SQL Implicit Conversion

SQL Implicit Conversion

This BlogPost was written by Andre Speek. Click here for other BlogPosts.

As a Database Consultant, many of the questions I get are about performance. Or better said: questions that are about queries that lack performance.

Of course there are many reasons why a query is running slow. But there is one thing that I see regularly and this one is easy to avoid. In this post we will have a look at that one and I'll explain why this is bad for performance.

What is an Implicit Conversion?

Let's talk Explicit Conversion first

In a SQL Database, each Column has a specific DataType like a Varchar (string), Integer, DateTime or Float. If you want to have a different DataType in your results, you can change it in your query using the Cast or Convert Functions.

For example, when you have an Integer in your Table and you want to add some text behind it, you should Cast it as a Varchar DataType:

select 'Option ' + cast(1 as nvarchar(5))

If you would not do the Cast, the query would fail because you cannot add a number to a string.

By the way, you could this one more easily by using the Concat Function:

select concat('Option ', 1)

The Concat Function knows that it should output a string so it will automatically do the casting for you. But that is a different topic, so back to the topic at hand.

When you use a Cast, Convert or Concat Function, you change the DataType intentionally. This is what is called an Explicit Conversion.

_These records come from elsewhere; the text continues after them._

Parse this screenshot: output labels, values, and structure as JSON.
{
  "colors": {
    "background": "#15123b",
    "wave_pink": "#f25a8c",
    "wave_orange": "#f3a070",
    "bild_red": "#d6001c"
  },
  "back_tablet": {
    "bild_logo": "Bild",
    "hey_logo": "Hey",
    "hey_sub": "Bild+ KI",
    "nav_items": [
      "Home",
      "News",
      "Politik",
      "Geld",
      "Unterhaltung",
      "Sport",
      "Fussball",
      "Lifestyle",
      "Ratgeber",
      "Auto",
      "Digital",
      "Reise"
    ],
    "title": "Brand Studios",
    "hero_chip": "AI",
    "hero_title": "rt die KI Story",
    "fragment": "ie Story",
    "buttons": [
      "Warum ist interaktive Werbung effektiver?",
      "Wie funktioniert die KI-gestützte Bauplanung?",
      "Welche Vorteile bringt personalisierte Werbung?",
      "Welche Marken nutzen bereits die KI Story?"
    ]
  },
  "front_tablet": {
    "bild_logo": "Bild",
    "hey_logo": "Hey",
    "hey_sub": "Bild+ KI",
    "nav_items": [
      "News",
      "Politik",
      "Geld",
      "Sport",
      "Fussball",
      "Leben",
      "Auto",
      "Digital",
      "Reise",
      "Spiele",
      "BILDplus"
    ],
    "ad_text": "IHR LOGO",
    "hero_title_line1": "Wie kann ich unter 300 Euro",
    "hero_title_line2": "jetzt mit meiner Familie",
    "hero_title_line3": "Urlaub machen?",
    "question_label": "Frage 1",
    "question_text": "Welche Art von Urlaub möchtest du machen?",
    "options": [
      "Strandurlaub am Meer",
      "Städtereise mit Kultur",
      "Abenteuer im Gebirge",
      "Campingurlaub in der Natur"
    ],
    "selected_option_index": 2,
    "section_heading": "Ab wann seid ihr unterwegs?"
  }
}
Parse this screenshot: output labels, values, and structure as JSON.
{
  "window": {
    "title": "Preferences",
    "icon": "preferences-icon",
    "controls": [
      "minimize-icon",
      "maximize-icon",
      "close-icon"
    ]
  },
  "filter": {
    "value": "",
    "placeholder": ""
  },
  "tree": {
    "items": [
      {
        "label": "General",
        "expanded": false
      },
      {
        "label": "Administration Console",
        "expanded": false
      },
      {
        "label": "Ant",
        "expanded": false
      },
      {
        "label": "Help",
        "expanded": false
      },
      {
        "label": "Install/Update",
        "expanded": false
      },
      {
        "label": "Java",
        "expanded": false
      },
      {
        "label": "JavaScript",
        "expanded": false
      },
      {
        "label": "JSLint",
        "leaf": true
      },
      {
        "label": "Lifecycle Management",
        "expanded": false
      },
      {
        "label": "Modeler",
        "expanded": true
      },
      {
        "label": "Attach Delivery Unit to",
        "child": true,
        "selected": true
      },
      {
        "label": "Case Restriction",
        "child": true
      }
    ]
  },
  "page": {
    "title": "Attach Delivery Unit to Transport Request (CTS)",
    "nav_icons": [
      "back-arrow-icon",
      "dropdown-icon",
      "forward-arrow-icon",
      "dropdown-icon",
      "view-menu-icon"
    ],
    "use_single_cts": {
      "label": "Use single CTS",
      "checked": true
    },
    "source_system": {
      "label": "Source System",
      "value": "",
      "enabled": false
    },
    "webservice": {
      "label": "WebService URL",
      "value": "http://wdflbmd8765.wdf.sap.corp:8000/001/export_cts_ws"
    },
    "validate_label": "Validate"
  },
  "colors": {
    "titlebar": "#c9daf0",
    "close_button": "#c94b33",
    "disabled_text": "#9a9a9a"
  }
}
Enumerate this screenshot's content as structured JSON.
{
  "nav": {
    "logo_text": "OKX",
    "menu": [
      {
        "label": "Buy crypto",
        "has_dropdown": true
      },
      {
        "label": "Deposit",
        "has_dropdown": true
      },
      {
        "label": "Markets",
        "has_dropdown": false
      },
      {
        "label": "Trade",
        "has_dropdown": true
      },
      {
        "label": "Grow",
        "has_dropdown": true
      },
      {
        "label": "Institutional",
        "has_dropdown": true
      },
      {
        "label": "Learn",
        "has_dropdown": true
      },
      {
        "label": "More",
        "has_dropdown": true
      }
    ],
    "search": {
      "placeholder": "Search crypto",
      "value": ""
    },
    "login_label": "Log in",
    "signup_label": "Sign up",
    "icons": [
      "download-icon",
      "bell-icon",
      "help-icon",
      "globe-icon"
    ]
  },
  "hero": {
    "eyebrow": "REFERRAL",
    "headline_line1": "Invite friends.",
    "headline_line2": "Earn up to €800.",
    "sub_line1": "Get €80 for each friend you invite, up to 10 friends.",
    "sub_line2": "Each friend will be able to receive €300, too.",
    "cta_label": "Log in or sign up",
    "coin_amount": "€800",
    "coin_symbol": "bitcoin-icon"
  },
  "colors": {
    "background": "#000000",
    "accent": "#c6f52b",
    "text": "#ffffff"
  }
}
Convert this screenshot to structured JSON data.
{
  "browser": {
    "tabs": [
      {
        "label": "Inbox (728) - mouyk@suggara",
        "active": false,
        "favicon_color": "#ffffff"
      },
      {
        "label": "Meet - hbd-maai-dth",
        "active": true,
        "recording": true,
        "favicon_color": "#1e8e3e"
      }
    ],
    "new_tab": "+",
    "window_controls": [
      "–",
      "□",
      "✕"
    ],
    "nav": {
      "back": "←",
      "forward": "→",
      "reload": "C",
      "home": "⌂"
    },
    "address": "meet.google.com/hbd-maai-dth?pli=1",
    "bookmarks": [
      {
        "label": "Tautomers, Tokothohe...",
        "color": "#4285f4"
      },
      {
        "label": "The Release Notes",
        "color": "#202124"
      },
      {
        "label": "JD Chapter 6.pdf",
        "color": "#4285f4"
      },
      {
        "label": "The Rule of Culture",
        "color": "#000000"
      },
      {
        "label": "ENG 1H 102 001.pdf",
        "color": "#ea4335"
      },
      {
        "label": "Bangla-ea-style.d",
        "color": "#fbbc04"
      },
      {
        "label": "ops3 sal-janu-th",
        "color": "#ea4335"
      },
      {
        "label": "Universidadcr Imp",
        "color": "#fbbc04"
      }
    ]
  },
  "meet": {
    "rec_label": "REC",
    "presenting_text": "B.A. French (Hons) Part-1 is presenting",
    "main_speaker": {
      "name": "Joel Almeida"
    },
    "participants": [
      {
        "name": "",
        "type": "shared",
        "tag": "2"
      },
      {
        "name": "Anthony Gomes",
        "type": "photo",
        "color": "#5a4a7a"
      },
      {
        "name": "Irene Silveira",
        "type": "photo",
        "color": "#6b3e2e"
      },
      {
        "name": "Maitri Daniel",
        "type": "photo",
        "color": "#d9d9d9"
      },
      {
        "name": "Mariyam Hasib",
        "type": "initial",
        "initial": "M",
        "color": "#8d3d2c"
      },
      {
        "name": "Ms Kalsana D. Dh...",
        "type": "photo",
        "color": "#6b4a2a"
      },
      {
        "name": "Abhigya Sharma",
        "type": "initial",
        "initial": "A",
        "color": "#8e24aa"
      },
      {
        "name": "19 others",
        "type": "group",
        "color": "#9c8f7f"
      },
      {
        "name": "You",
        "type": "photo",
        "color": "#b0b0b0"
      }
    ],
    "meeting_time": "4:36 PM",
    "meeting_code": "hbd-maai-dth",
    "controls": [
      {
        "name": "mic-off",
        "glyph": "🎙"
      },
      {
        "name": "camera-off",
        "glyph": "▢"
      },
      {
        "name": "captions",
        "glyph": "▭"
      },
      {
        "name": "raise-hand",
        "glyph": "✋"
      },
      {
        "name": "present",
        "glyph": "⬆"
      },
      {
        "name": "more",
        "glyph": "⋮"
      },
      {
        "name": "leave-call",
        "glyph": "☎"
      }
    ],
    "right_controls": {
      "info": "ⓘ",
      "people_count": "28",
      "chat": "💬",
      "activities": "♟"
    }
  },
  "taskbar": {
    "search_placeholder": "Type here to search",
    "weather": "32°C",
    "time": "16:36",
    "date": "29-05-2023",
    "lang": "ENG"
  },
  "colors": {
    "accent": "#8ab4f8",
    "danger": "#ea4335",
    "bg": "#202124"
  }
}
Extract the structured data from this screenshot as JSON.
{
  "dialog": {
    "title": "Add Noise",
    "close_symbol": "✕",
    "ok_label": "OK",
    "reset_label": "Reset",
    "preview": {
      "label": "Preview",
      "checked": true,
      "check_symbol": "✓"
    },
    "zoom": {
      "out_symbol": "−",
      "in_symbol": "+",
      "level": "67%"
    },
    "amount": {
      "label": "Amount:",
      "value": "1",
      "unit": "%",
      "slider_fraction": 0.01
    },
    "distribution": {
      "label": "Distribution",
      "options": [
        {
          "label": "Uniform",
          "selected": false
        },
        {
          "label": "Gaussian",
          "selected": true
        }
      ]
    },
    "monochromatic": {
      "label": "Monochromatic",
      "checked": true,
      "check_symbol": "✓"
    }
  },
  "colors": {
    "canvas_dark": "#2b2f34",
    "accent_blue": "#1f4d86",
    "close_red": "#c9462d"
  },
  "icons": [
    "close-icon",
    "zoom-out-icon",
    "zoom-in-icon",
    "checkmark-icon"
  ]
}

So what is an Implicit Conversion?

Implicit Conversions happen in the conditions (the Constraints) of your Query when the matching condition you supply is from a different DataType than the Column. Now in many cases you will get an error when you supply the wrong DataType. For example, you cannot search on a DateTime Column with the value 'ABC'.

That is a no-brainer, but sometimes SQL Server can solve the error by changing the DataType. For example, when you search on a Varchar Column with the value 1 instead of '1'. Without the quotes, 1 is an Integer and not a Varchar.

Now rather than to throw an error at you, SQL Server plays nice and will automatically Convert the Integer to a Varchar without asking. This seems like a nice thing to do, but this is where bad things might happen.

Why can an Implicit Conversion be bad?

First of all, SQL Server needs to check if it can do a conversion of the DataType. If that is possible, it will do so. This is an extra step but in most cases you will hardly notice it. That in itself does not slow down your query significantly.

Bad things will happen though if this happens on a Column that is part of an Index.

If you want SQL Server to use the Index, it is important that you supply the correct DataType. If you don't, it might not seem like a problem because SQL Server can find the results you want without that Index. But even though your query will give you the results you want, you just effectively killed the performance.

I have oftentimes seen queries from people who overlooked this issue because they wrote the query on a small Database with just some test data. With not much data, the drop in performance is hardly noticeable. But then they ran the same query on a Production Database and they could not get why it was running so slow.

Let's look at an example

For this example we will create a Table with some dummy General Ledger Entries. Yeah, I know these are not correct or complete Entries, but it is just an example and making it 100% correct would only take away the focus of what is happening with the Implicit Conversion.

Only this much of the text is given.